A mineradora estuda também trazer minérios de outros municípios para que sejam processados nas usinas Conceição e Cauê. A empresa dispõe de recursos de minério de ferro em Conceição do Mato Dentro, Morro do Pilar e também em Guanhães.

Ele, porém, adverte: “É fato que a exaustão se aproxima a cada ano que passa. E Itabira não pode ficar parada de braços cruzados.” A mina Cauê, que deu origem à Vale, em 1942 com a extração da hematita, exauriu-se em meados da década passada.

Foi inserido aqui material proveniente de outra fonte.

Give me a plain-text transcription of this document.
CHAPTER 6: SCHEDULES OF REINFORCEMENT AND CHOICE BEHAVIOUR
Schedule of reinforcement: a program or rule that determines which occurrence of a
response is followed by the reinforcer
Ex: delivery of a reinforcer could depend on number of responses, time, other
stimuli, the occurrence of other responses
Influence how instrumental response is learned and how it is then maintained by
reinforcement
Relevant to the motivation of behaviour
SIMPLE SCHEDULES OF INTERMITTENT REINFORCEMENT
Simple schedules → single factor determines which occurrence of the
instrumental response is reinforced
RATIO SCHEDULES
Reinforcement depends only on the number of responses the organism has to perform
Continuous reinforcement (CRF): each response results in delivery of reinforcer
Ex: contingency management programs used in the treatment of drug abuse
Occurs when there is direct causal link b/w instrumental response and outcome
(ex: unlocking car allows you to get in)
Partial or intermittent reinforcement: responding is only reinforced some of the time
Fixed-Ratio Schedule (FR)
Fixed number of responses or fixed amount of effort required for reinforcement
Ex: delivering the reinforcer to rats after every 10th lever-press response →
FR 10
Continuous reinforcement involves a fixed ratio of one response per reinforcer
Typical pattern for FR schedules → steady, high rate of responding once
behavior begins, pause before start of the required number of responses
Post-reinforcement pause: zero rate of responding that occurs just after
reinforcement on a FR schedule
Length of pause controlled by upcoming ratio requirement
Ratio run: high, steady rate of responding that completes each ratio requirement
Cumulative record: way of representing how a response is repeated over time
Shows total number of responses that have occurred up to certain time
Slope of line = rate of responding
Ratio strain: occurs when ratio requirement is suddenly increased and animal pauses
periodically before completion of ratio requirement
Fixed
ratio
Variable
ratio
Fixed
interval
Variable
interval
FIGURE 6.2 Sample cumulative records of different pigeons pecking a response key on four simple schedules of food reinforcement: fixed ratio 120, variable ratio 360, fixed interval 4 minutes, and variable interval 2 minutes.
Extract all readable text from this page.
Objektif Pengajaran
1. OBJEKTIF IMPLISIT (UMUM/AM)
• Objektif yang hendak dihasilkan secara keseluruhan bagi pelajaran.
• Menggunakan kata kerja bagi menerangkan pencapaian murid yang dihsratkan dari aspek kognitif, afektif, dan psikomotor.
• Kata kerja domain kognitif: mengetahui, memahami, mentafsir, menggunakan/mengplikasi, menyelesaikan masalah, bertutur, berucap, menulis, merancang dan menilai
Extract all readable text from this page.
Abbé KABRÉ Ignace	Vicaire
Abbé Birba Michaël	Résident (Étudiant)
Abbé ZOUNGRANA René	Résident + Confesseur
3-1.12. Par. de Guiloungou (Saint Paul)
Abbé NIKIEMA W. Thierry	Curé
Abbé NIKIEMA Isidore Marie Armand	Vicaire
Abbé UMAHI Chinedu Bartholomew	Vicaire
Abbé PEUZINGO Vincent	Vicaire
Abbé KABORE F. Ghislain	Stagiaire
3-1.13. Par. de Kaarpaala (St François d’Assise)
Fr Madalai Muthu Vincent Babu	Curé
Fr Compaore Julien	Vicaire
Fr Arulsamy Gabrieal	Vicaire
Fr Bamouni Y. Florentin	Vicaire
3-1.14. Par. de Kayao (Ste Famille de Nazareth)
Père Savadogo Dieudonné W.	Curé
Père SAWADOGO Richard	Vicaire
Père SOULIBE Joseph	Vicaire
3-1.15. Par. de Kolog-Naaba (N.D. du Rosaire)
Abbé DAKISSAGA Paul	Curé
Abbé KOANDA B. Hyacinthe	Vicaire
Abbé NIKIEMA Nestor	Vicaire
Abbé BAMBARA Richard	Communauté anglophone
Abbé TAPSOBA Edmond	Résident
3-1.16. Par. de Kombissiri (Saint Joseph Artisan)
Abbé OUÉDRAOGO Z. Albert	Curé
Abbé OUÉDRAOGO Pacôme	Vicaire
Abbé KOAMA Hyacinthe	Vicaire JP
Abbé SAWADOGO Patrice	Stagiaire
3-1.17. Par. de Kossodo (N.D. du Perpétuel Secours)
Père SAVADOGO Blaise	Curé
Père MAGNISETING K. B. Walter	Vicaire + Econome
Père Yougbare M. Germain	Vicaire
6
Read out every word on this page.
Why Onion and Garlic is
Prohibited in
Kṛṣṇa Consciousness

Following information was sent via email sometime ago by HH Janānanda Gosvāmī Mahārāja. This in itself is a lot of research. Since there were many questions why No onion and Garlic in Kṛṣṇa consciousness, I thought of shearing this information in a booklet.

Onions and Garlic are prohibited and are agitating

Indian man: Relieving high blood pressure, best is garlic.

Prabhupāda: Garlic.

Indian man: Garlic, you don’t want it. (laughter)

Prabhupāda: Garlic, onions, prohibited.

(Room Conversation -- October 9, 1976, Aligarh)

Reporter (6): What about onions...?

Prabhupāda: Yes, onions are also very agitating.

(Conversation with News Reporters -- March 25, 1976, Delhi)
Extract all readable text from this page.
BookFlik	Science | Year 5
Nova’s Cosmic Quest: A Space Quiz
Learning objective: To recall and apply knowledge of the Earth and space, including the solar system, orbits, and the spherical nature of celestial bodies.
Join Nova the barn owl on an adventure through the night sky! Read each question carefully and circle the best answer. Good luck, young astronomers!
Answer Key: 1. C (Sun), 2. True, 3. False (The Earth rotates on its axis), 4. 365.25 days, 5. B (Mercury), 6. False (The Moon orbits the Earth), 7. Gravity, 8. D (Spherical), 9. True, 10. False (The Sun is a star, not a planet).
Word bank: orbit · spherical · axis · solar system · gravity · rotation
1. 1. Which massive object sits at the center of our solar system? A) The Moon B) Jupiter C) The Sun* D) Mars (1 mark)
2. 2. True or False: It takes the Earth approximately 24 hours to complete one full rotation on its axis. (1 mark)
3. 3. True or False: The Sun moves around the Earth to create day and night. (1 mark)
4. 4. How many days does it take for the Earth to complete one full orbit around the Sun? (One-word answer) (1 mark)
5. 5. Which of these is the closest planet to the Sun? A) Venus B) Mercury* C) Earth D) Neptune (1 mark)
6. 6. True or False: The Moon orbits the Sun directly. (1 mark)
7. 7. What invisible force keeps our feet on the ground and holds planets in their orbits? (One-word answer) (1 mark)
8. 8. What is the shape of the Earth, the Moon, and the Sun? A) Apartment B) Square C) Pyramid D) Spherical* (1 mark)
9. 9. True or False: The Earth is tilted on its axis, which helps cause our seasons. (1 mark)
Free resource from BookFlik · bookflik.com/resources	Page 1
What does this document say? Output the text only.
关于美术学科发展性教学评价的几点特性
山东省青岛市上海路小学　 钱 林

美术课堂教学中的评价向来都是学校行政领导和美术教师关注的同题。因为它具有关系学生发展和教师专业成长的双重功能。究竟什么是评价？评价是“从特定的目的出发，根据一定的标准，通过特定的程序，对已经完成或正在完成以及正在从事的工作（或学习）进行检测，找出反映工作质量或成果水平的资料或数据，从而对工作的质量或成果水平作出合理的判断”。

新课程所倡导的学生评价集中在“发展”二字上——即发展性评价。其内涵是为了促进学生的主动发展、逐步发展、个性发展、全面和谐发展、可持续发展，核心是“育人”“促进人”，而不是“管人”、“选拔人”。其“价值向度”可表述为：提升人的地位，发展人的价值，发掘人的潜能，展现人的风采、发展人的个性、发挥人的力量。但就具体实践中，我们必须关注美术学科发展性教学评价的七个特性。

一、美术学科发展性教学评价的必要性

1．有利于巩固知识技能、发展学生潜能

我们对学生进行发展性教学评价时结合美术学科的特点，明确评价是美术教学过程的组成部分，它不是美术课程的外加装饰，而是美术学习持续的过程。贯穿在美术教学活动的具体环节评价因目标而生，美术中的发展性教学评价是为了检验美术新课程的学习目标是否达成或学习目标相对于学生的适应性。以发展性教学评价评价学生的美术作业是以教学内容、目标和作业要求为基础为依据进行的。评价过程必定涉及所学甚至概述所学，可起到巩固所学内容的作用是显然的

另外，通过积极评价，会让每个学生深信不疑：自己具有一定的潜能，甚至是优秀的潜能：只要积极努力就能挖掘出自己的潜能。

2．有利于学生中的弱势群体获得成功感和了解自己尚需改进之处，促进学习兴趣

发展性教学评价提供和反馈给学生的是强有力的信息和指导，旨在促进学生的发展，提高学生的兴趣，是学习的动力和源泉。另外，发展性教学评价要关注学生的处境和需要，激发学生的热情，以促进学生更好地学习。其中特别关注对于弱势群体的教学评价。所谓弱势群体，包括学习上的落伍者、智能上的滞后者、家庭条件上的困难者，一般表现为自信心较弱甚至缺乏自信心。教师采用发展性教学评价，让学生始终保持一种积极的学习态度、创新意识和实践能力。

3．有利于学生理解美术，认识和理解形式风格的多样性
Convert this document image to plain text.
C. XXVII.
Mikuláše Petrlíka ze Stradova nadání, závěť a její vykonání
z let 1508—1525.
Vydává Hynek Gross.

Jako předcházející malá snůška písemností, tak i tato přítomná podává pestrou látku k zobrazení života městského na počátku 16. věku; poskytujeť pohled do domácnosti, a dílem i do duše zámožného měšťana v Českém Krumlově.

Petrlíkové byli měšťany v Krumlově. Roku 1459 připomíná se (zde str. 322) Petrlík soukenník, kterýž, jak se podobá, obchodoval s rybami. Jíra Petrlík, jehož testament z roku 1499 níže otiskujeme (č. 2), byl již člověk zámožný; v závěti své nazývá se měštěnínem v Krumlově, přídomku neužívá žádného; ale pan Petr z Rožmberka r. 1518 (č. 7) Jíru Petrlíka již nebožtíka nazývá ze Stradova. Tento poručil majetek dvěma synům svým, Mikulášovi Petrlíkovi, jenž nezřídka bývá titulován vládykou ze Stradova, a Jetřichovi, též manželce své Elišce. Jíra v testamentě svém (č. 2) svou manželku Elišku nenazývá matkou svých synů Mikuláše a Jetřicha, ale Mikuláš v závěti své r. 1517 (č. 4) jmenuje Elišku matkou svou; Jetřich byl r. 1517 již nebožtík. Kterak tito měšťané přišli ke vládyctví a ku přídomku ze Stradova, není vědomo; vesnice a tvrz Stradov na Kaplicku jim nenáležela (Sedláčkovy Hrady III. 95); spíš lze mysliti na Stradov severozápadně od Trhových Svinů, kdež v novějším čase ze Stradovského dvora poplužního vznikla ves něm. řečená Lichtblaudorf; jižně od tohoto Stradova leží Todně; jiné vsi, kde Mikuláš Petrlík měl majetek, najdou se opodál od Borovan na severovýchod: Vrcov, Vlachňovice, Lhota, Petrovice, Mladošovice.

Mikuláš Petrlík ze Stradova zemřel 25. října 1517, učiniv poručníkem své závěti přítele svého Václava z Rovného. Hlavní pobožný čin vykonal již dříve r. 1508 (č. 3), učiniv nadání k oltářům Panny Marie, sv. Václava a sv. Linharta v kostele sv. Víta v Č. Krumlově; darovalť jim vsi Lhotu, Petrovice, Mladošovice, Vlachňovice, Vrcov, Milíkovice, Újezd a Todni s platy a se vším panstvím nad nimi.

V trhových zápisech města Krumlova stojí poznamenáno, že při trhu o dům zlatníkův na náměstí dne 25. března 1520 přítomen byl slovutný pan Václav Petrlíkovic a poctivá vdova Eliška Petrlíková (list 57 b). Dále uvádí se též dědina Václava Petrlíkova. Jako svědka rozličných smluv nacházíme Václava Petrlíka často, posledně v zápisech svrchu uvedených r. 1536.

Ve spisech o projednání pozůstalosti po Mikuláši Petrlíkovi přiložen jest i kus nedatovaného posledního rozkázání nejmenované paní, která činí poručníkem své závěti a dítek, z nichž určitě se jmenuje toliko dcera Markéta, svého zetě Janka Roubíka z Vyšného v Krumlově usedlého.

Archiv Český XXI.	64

Hoje, a usina só processa minérios extraídos das Minas do Meio, enquanto a cava da antiga mina é usada para dispor material estéril e parte do rejeito da usina.

Perdas incomparáveis

Luzes da cidade e da usina Conceição, que foi revitalizada para processar o itabirito compacto

No futuro, exauridas as minas, mesmo com a indústria de beneficiamento processando minérios de outras localidades, Itabira perde parte considerável de suas receitas com o ICMS (Imposto sobre Circulação de Mercadorias e Serviços), tributo que dividirá com os municípios onde localizam as minas que abastecerão o complexo.

Perde também o que recebe com a Cfem (Compensação Financeira pela Exploração de Recursos Minerais), o chamado royalty do minério. É que a Cfem é paga ao município onde está localizada a jazida. Com a exaustão das minas, mesmo com a operação das usinas de concentração de minério, serão reduzidos os empregos e as oportunidades de serviços e negócios no município.

*Carlos Cruz é jornalista, editor da Vila de Utopia.